Montana will see a drop of 20% in its allocation of novel coronavirus vaccine doses through the end of the year, Gov. Steve Bullock's office said Friday.
Several states around the country said late this week their second shipment of the vaccine, produced by Pfizer-BioNTech, would be cut. The situation caused finger-pointing between the federal government, which says the company is the reason for the delay, while the drug manufacturer said it has doses available to ship but no instructions to do so.
Montana is now expected to get 48,000 doses of vaccine through the end of the year, a drop from the 60,000 previously expected.
“It’s disappointing news that our anticipated allocations of the vaccine have been reduced, but our priorities remain the same to protect those most vulnerable to severe disease or death from the virus and those who have been serving on the frontlines,” Gov. Steve Bullock said in a press release. “We are best utilizing the resources available to further reduce the strain on our hospitals and to save lives.”
Jim Murphy, the head of the state's communicable disease division, said the revision came after the Centers for Disease Control and Prevention looked at their numbers and decided to take a more conservative approach.

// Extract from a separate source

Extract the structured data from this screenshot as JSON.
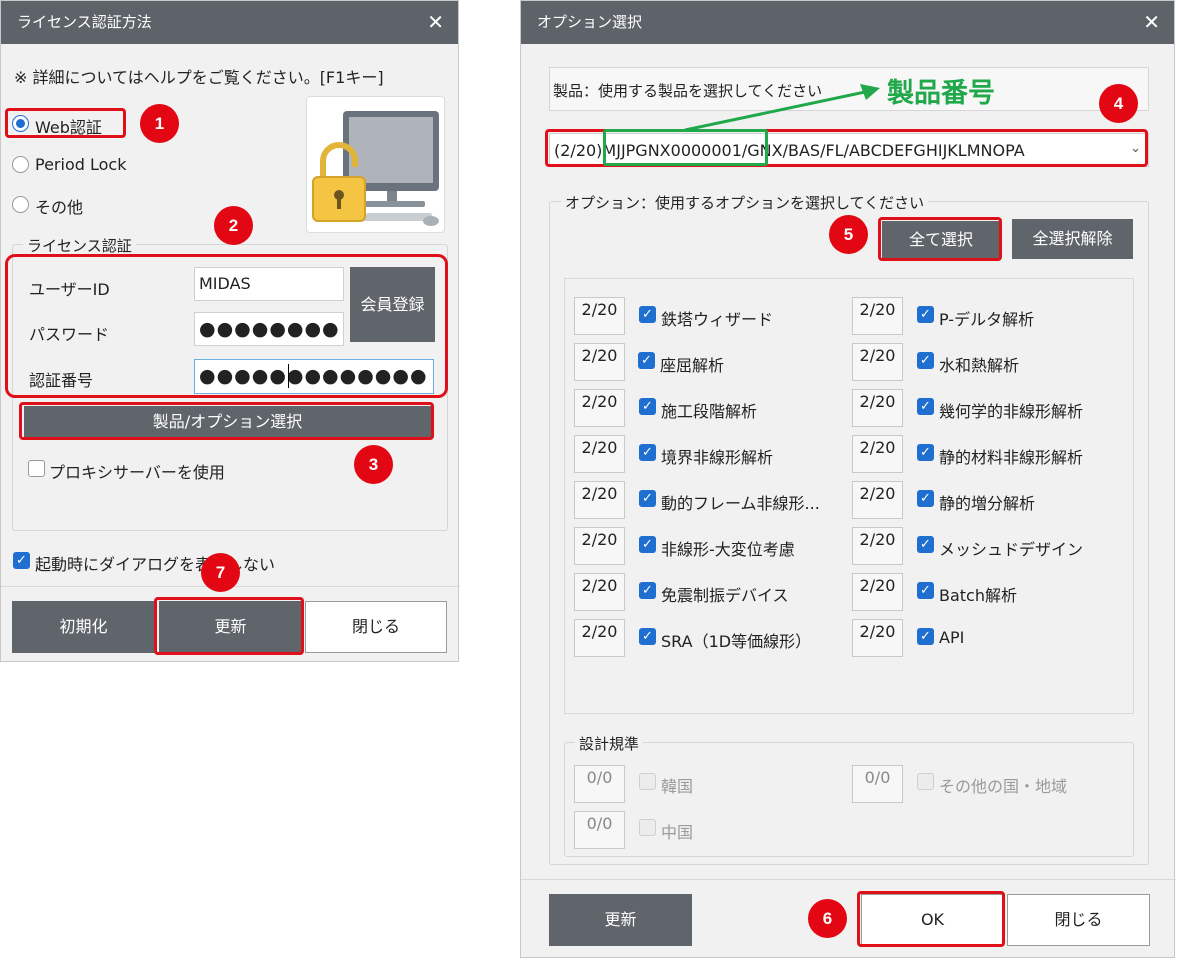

He added there's there’s a lot of demand and the CDC is trying not to over-allocate. It's also possible the state ends up with more doses but adjusted downward for planning purposes.
The first 9,750 vaccine doses reached Montana this week and more than 3,000 have been administered to health care workers. The state said the remaining doses will be given in the next few days. The Pfizer vaccine is administered in two doses, the second shot 21 days after the first.
Jon Ebelt, a spokesman with the state health department, said that federal partners have "assured" the state the second dose of shots is taken care of.
Lauren Brendel, the director of marketing and communications at Bozeman Health, said during a press conference Friday their hospital system received its initial allocation of 975 doses and anticipated finishing administering them all by the end of the day.
"We're optimistic we'll get that next shipment of 975 doses next week so that we can continue vaccinating our employees throughout the health system,," Brendel said.
Matt Kelley, the public health officer for Gallatin County, said hospitals are careful about allocations to make sure those who get their initial shot are able to get the necessary follow-up dose within 21 days, which is the timeline for the Pfizer vaccine.
"If there are reductions, it'll mostly impact us in our ability to vaccinate a new group rather than ability to follow up on the second dose," Kelley said.
The state Department of Public Health and Human Services has directed a shipment expected next week of 6,825 doses of the Pfizer vaccine to long-term care facilities in the state, including nearly 300 nursing homes and assisted living facilities. The department was initially anticipating 10,725 doses in that shipment.
Vaccines at long-term care facilities will be handled by private pharmacies like CVS, Walgreens, and Big Sky Managed Care Pharmacy, who will get doses from the state and give shots on-site at the facilities.
Kelley said in Bozeman, his staff was able to verify all assisted living centers and nursing homes in Gallatin County are on the state's list to receive the vaccine, though it's not clear how many doses will initially be available.
"That's good news if we can get vaccine into all of our long-term care facilities," Kelley said in a press conference Friday. "That goes a long way."
Montana is also expected to get 18,300 doses of the Moderna vaccine next week, a number the governor's office said is the same as previously planned for but also "likely be reduced in coming weeks."
Unlike the Pfizer shot, Moderna's vaccine does not need to be stored in ultra-cold freezers, which makes it more suitable for rural settings. Montana's initial Pfizer doses went to the state's 10 largest facilities that have freezer capacity. The Moderna vaccine will go to critical access hospitals and community health centers around the state and also be prioritized for frontline health care workers. Which facilities will get the Moderna vaccine will be finalized next week.
In the press conference Friday, Kelley said that some health care workers in Gallatin County have declined the vaccine, though their reason vary and include things like pre-existing health issues or pregnancy, or that they want others to get the vaccine first.
Statewide, Ebelt said that responses about health care workers willing to get the vaccine "varied greatly from jurisdiction to jurisdiction."
"But, what this initial work did was gave us early indication of interest for planning purposes. However, since then, we’ve already had indications that more people are interested than originally indicated," Ebelt wrote in an email. "We are pleased with how things are going thus far."
Murphy said demand has been high.
“The good news is we’ve got a lot of interest in the vaccine. More than enough interest to take every dose that we can get," Murphy said.
– Billings Gazette reporter Mari Hall contributed to this story.